Friday, September 22, 2017

Heart Tracks - Spiritual Bribery

There was also a prophet, Anna, the daughter of Penuel, of the tribe of Asher. She was very old; she had lived with her husband seven years after her marriage, 37 and then was a widow until she was eighty-four.[a]She never left the temple but worshiped night and day, fasting and praying. 38 Coming up to them at that very moment, she gave thanks to God and spoke about the child to all who were looking forward to the redemption of Jerusalem. Luke 2:36-38...."You can only wait when you've said 'yes' to the ministry of hope." Alicia Britt Chole
Luke 2 tells of two people who had spent their lives looking for the coming of the promised Messiah; Simeon and Anna. When Joseph and Mary brought Jesus to Jerusalem to present Him in the Temple, first Simeon, and then Anna, recognized exactly who He was; the Father's promised Savior and Messiah. They had both spent years, a lifetime really, seeking the heart of the Father, crying out for the fulfillment of His promise. Here in their old age, after so long a wait, that promise was complete. After years of seeing nothing, possibly hearing nothing, the Messiah had come. All those years of silence, yet in them all, they continued to offer worship unto Him. Very likely their emotions in all of it rose and fell, but their worship never did. Both Simeon and Anna longed for the fulfillment of His promise, yet their worship of Him was true even in the absence of that fulfillment. As Chole puts it, their priority in worship was not just to get something from Him, but to give all to Him. Do you and I walk in that same kind of emphasis? They said "yes" to that ministry of hope, and I am sure they believed they would not leave this life until they beheld their Messiah. Yet I also believe that their worship of Him would have been no less full and complete had they died in their hope. They didn't see worship as a "transaction" between they and the Father. Worship was as much a part of their life as inhaling the air around them. Worship was their life. They didn't just want to see the answer, they wanted to see Him...and they did. That's always the yield of true worship.

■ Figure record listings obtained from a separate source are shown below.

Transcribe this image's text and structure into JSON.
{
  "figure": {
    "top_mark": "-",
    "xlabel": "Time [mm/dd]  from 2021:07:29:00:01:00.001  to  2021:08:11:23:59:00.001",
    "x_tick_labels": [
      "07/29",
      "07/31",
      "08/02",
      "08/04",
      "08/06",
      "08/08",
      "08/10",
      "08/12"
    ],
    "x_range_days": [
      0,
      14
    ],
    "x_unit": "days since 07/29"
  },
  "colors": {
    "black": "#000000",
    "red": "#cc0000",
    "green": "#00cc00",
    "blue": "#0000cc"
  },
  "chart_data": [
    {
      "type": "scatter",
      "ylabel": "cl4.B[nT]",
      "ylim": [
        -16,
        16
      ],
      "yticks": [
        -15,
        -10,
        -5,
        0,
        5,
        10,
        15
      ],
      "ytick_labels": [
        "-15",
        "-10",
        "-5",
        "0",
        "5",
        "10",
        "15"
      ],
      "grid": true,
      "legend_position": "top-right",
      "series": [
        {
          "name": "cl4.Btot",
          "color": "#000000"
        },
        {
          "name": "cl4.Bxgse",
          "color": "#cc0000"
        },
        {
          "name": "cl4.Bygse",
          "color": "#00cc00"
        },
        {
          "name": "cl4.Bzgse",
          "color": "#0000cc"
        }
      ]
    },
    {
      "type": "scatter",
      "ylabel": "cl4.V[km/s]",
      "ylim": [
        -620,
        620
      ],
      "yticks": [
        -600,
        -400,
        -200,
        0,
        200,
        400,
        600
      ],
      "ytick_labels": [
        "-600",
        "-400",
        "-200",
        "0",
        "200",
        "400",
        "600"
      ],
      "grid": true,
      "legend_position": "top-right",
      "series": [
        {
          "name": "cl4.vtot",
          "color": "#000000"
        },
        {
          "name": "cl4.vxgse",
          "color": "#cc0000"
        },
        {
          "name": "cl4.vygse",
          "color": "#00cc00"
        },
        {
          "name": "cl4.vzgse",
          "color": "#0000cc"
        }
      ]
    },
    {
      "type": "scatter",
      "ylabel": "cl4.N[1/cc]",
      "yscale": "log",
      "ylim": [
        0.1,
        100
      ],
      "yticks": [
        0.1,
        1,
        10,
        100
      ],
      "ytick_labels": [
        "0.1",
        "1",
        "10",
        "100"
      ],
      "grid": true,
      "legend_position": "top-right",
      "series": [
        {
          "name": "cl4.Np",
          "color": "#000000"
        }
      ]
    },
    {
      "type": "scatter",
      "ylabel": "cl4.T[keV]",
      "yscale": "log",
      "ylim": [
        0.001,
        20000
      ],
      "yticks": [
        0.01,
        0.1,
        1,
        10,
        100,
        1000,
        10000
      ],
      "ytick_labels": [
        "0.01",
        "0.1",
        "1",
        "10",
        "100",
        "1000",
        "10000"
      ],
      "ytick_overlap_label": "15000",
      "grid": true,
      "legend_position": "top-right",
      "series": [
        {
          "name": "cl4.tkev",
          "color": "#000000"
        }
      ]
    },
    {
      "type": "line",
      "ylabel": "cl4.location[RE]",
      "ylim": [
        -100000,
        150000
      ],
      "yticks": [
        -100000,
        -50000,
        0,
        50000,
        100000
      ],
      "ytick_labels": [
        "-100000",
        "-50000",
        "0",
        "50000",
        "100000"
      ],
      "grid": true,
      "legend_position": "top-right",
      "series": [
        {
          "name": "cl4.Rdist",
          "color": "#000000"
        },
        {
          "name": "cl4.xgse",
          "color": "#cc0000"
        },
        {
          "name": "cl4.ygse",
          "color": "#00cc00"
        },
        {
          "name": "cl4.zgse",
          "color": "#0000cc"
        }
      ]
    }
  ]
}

How much of what we call "worship," "prayer," is really nothing more than a kind of spiritual bribery, a transaction between God and us? I have heard and read people talking about praise, thanksgiving, and prayer, as being keys in our getting God to empower our agendas, desires, and visions. We see in His Word how when the people went into battle, they sent the musicians and singers ahead, loudly praising the Father. The result was victory in that battle. Our takeaway on that is that if we do the same, then victory will also be ours. The same with the giving of thanks, the offerings of prayer, and so on. What we miss, what we're blind to, is the actual heart motivation for all of them. Conscious of it or not, we're seeing all of it as a transaction with Him....as spiritual bribery. Buying God's help by giving Him what we think He wants. Say the right words, do the right things, and then get the right results from His hand. Such was unknown to Simeon and Anna. They waited with a living hope in Him. That hope in Him was a ministry to Him. They looked for the answer, the Messiah, but they could do so because each day, they were looking for and finding Him, in worship. Have we such a living hope, or do we just see things like prayer, praise, thanksgiving, and so on as Christian "tools" to be used to open the door to a God who requires us to cover all the bases in getting Him to come through for us. A worship transaction. Spiritual bribery.
Simon the magician, a professing convert to Christ, beheld the miracles performed by Peter in the name of Christ. He asked if he could buy the power to do the same. Peter replied, "May your silver perish with you." I heard a pastor once translate this more loosely as, "To hell with you and your money." I expect both give us a clear idea of how the Father views such transactional worship. As concerns our heart motivations, how much of our worship is only that?